The overarching reason for these performance changes: In 0.5, arithmetic operations between sparse matrices and numbers translate to equivalent dot operations, e.g. 3.0 + A translates to 3.0 .+ A. Each such dot operation has a dedicated specialization, e.g. 3.0 .+ A is implemented as 3.0 .+ full(A). In 0.6, however, all arithmetic operations between sparse matrices and numbers translate to equivalent broadcast calls and thereby hit generic sparse broadcast. Consequently both semantics and performance have changed.

Note that the former specializations were extremely simple and not universally correct. For example, the specializations that the multiplication and division examples above hit just applied the corresponding operations to the sparse matrix's nonzero vector, yielding incorrect results in corner cases such as the scalar being Inf, NaN, 0, et cetera. Similarly, as noted above the addition example formerly fell back to dense methods.

Given the semantic changes, I'm not certain the performance comparison is particularly meaningful. (That said, some tweaks to generic sparse broadcast I have in mind might improve performance --- though by a couple tens of percent at best I wager). Best!

jebej commented 7 years ago

Couldn't we have something like this for multiplication and division:

julia> sp_mul_number(A,n) = SparseMatrixCSC(A.m,A.n,A.colptr,A.rowval,n*A.nzval)
sp_mul_number (generic function with 1 method)

julia> @benchmark 3.26*$A
BenchmarkTools.Trial:
  memory estimate:  3.67 KiB
  allocs estimate:  7
  --------------
  minimum time:     551.559 ns (0.00% GC)
  median time:      614.414 ns (0.00% GC)
  mean time:        685.501 ns (8.68% GC)
  maximum time:     3.800 μs (68.65% GC)
  --------------
  samples:          10000
  evals/sample:     186

julia> @benchmark sp_mul_number($A,3.26)
BenchmarkTools.Trial:
  memory estimate:  48 bytes
  allocs estimate:  1
  --------------
  minimum time:     51.266 ns (0.00% GC)
  median time:      51.561 ns (0.00% GC)
  mean time:        53.618 ns (2.20% GC)
  maximum time:     776.661 ns (83.50% GC)
  --------------
  samples:          10000
  evals/sample:     992

julia> isequal(3.26*A,sp_mul_number(A,3.26))
true
Sacha0 commented 7 years ago

That definition is similar in spirit to the above-mentioned specializations existing in 0.5:

(.*)(A::SparseMatrixCSC, B::Number) = SparseMatrixCSC(A.m, A.n, copy(A.colptr), copy(A.rowval), A.nzval .* B)
(.*)(A::Number, B::SparseMatrixCSC) = SparseMatrixCSC(B.m, B.n, copy(B.colptr), copy(B.rowval), A .* B.nzval)
(./)(A::SparseMatrixCSC, B::Number) = SparseMatrixCSC(A.m, A.n, copy(A.colptr), copy(A.rowval), A.nzval ./ B)
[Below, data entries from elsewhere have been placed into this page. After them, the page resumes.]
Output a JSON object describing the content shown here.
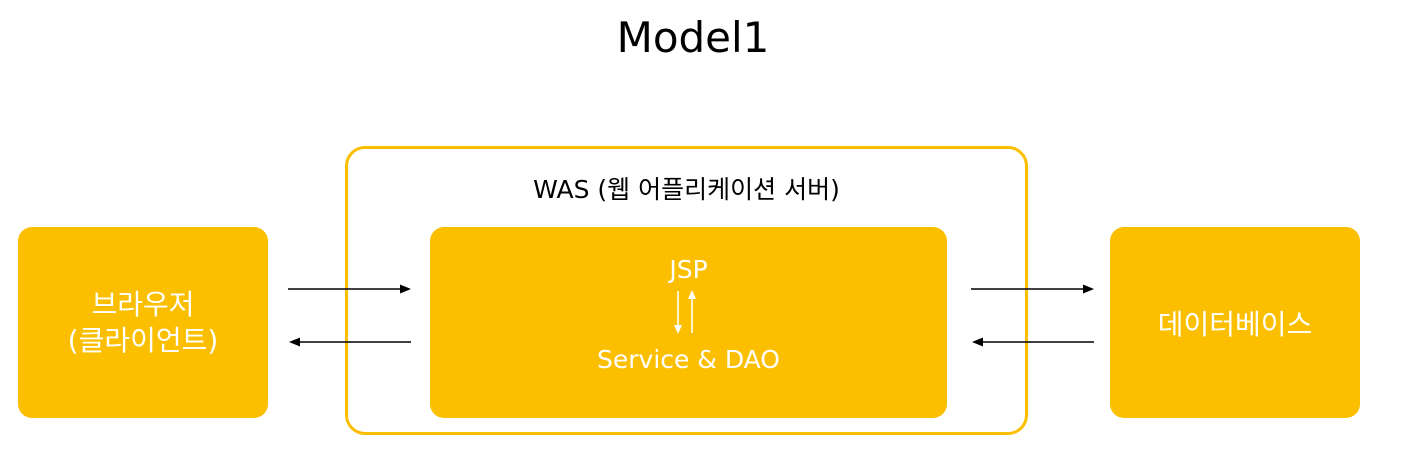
{
  "title": "Model1",
  "browser": {
    "line1": "브라우저",
    "line2": "(클라이언트)"
  },
  "was": {
    "label": "WAS (웹 어플리케이션 서버)",
    "jsp": "JSP",
    "service": "Service & DAO"
  },
  "database": {
    "label": "데이터베이스"
  },
  "colors": {
    "box_fill": "#fbbf00",
    "box_text": "#ffffff",
    "arrow": "#000000"
  }
}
(You need copy the colptr and rowval arrays to avoid incorrect aliasing.) Unfortunately such definitions suffer from the semantic issues also mentioned above (e.g. failure in corner cases). Best!

jebej commented 7 years ago

Right, sorry I hadn't understood your reply.

What would be the correct way to deal with the number being infinite or NaN (etc)? What is broadcast now doing?

I'm assuming that simply coding in the behaviour for these special cases would not work.

Sacha0 commented 7 years ago

Right, sorry I hadn't understood your reply.

No worries! :)

What would be the correct way to deal with the number being infinite or NaN (etc)? What is broadcast now doing?

broadcast returns the result of performing the scalar arithmetic operation elementwise.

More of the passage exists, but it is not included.